Political socialization is a lifelong process by which people form their ideas about politics and acquire political values. The family, educational system, peer groups, and the mass media all play a role. While family and school are important early in life, what our peers think and what we read in the newspaper and see on television have more influence on our political attitudes as adults.
Our first political ideas are shaped within the family. Parents seldom "talk politics" with their young children directly, but casual remarks made around the dinner table or while helping with homework can have an impact. Family tradition is particularly a factor in party identification, as indicated by the phrases lifelong Republican and lifelong Democrat. The family may be losing its power as an agent of socialization, however, as institutions take over more of child care and parents perform less of it.
Children are introduced to elections and voting when they choose class officers, and the more sophisticated elections in high school and college teach the rudiments of campaigning. Political facts are learned through courses in American history and government, and schools, at their best, encourage students to critically examine government institutions. Schools themselves are involved in politics; issues such as curriculum reform, funding, and government support for private schools often spark a debate that involves students, teachers, parents, and the larger community.
Although peer pressure certainly affects teenagers' lifestyles, it is less evident in developing their political values. Exceptions are issues that directly affect them, such as the Vietnam War during the 1960s. Later, if peers are defined in terms of occupation, then the group does exert an influence on how its members think politically. For example, professionals such as teachers or bankers often have similar political opinions, particularly on matters related to their careers.
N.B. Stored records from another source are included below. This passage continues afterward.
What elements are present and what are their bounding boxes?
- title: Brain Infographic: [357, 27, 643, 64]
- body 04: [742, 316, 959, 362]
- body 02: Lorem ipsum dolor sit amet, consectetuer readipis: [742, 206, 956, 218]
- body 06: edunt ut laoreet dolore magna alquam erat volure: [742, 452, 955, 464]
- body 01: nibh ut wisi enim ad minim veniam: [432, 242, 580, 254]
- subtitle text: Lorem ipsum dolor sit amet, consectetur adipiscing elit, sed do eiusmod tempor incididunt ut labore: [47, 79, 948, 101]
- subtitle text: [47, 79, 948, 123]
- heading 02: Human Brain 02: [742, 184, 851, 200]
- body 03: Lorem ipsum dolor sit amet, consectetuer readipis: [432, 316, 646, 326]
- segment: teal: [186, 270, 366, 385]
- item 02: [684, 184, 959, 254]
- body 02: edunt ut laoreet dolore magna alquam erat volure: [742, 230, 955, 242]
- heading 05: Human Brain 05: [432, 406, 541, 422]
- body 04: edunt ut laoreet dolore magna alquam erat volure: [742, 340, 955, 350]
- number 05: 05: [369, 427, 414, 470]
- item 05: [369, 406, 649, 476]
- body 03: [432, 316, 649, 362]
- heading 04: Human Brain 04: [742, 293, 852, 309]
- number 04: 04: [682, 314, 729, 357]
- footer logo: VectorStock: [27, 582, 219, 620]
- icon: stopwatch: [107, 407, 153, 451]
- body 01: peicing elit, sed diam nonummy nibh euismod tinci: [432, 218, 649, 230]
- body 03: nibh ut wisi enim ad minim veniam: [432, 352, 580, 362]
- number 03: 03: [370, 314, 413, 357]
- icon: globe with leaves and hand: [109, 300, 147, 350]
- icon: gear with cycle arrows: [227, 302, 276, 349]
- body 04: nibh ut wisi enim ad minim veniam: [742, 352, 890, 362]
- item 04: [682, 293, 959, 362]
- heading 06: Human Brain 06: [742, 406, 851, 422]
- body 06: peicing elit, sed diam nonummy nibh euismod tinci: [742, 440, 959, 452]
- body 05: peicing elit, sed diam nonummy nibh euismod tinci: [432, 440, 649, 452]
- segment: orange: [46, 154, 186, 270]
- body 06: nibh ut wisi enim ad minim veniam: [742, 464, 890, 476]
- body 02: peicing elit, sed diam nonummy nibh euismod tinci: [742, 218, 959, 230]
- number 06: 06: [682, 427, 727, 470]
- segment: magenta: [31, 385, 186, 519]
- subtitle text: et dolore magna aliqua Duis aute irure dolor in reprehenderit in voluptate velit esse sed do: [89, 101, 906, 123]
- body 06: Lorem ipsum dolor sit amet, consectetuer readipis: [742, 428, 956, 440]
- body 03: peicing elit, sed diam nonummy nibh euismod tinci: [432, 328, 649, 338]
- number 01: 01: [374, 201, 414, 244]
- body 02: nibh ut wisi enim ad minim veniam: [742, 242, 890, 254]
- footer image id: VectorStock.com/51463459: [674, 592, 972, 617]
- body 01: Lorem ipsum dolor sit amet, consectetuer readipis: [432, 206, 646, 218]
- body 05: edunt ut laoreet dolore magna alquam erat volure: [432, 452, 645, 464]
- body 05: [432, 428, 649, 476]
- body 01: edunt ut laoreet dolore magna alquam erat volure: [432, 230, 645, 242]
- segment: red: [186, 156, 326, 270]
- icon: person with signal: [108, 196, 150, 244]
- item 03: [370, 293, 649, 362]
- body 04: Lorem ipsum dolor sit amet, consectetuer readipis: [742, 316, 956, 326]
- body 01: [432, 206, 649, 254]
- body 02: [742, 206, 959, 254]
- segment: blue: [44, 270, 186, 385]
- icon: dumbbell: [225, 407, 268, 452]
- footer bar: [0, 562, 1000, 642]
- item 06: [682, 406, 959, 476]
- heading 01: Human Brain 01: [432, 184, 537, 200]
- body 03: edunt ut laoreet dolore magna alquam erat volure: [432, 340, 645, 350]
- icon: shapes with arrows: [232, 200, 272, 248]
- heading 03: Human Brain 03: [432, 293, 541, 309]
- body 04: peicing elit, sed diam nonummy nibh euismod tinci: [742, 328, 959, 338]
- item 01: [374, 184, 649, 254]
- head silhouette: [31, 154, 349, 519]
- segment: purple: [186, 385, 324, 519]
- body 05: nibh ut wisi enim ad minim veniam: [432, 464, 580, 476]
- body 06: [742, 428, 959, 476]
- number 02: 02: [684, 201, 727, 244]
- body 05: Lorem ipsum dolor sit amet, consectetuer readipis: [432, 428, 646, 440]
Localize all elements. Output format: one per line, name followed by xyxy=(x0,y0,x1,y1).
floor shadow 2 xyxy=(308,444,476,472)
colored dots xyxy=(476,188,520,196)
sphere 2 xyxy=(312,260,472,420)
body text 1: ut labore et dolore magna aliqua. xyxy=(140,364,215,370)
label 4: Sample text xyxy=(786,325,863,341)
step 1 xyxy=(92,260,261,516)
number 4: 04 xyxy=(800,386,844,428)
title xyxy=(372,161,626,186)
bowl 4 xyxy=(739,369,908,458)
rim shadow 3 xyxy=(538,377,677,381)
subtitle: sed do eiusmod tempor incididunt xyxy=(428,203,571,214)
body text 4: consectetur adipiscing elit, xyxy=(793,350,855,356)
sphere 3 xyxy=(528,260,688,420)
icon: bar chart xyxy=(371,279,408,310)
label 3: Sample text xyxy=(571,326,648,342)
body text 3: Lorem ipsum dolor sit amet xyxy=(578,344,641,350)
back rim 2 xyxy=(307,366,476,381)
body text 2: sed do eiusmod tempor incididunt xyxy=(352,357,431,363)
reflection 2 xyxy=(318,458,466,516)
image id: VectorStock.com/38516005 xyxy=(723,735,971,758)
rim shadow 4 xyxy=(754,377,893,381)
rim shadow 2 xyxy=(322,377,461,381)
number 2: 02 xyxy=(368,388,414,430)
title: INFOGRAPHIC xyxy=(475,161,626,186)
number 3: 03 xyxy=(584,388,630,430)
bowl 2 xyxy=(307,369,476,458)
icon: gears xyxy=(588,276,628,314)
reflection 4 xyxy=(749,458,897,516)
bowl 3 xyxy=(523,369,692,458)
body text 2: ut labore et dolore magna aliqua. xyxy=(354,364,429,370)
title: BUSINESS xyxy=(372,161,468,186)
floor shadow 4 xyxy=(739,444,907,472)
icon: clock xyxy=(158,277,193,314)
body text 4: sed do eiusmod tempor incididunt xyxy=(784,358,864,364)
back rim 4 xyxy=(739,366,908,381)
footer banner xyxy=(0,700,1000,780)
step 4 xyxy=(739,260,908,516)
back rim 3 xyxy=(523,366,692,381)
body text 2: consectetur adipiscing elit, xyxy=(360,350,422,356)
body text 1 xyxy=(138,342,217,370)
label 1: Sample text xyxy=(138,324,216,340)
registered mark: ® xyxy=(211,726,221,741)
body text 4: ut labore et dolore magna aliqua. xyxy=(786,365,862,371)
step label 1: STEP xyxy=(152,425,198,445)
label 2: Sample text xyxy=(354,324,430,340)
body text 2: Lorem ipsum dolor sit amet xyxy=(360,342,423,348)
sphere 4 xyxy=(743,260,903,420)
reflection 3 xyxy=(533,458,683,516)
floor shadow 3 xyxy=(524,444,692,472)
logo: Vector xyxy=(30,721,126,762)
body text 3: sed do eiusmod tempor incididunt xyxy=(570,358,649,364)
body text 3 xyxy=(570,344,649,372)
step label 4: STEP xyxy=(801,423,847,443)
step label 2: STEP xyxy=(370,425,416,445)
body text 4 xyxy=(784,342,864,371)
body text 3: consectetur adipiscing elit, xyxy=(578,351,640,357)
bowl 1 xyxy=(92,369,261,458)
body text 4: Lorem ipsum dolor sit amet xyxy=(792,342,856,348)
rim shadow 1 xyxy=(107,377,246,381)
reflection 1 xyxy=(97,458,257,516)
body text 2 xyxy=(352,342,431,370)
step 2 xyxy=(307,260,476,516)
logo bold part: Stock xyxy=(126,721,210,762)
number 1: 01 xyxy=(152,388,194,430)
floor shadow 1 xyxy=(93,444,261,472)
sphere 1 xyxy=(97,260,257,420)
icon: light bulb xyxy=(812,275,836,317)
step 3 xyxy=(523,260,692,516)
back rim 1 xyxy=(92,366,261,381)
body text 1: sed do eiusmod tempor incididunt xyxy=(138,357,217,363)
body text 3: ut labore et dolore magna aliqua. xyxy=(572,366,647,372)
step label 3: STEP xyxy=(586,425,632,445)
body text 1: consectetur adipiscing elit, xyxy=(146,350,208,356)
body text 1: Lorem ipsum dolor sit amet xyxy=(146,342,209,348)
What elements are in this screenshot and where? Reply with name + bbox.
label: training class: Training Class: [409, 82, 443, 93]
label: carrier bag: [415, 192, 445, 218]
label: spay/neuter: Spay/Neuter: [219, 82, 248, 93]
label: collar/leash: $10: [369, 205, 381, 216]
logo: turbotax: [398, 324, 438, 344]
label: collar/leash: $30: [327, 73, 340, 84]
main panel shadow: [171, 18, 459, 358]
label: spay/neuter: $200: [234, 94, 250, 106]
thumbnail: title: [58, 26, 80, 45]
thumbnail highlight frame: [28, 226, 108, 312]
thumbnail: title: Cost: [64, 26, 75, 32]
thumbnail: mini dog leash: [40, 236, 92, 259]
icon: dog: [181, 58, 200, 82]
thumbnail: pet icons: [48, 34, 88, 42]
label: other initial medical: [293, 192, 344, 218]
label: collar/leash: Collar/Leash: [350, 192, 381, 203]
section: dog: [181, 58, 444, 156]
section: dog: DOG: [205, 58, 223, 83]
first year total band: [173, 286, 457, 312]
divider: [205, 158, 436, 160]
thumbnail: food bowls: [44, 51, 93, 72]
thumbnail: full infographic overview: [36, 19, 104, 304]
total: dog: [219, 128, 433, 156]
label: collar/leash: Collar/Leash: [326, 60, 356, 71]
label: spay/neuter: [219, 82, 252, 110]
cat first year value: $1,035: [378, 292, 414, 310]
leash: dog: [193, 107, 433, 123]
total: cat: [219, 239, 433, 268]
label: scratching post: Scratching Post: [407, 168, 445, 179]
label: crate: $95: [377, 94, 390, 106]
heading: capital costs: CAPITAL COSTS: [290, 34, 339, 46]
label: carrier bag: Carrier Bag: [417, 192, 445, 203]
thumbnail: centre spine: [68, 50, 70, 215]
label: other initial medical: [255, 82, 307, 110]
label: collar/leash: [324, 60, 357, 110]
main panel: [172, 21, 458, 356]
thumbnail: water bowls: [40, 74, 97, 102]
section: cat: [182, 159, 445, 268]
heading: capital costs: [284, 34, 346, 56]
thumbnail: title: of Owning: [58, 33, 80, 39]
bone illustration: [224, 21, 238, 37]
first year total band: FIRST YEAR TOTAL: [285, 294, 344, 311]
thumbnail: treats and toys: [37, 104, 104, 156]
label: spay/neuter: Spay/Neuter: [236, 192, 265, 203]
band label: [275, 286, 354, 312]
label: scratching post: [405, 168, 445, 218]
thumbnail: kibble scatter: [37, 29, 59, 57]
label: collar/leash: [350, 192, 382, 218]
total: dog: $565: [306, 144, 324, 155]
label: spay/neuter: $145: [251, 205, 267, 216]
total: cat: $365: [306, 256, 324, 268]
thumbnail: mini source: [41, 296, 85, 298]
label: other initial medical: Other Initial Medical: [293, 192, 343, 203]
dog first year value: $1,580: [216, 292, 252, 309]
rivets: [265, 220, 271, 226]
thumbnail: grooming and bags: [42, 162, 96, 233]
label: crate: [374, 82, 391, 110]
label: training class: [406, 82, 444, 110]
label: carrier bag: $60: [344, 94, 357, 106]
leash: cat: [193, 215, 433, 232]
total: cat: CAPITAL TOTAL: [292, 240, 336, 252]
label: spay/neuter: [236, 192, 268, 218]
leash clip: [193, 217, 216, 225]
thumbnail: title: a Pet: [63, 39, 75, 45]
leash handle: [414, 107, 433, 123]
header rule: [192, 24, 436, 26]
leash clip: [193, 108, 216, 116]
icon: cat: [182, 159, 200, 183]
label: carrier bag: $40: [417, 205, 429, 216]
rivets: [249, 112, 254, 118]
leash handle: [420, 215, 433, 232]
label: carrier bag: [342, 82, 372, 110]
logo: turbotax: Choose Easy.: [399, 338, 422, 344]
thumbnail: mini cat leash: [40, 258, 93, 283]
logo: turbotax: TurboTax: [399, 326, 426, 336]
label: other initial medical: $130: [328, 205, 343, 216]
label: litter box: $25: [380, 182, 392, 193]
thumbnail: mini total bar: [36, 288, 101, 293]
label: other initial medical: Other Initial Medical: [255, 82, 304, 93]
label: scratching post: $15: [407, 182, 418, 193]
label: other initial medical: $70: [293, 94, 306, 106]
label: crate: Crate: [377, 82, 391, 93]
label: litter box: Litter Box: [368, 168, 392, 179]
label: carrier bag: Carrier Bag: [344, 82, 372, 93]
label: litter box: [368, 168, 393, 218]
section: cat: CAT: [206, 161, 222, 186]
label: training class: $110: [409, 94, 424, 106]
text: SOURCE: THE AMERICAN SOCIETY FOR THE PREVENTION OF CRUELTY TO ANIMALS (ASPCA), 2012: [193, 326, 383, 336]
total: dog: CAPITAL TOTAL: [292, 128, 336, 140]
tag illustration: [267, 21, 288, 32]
Much of our political information comes from the mass media: newspapers, magazines, radio, television, and the Internet. The amount of time the average American family watches TV makes it the dominant information source, particularly with the expansion of 24-hour all-news cable channels. Not only does television help shape public opinion by providing news and analysis, but its entertainment programming addresses important contemporary issues that are in the political arena, such as drug use, abortion, and crime. The growth of the Internet is also significant; not only do essentially all-news outlets have their own Web sites, but online bloggers present a broad range of political opinion, information, and analysis.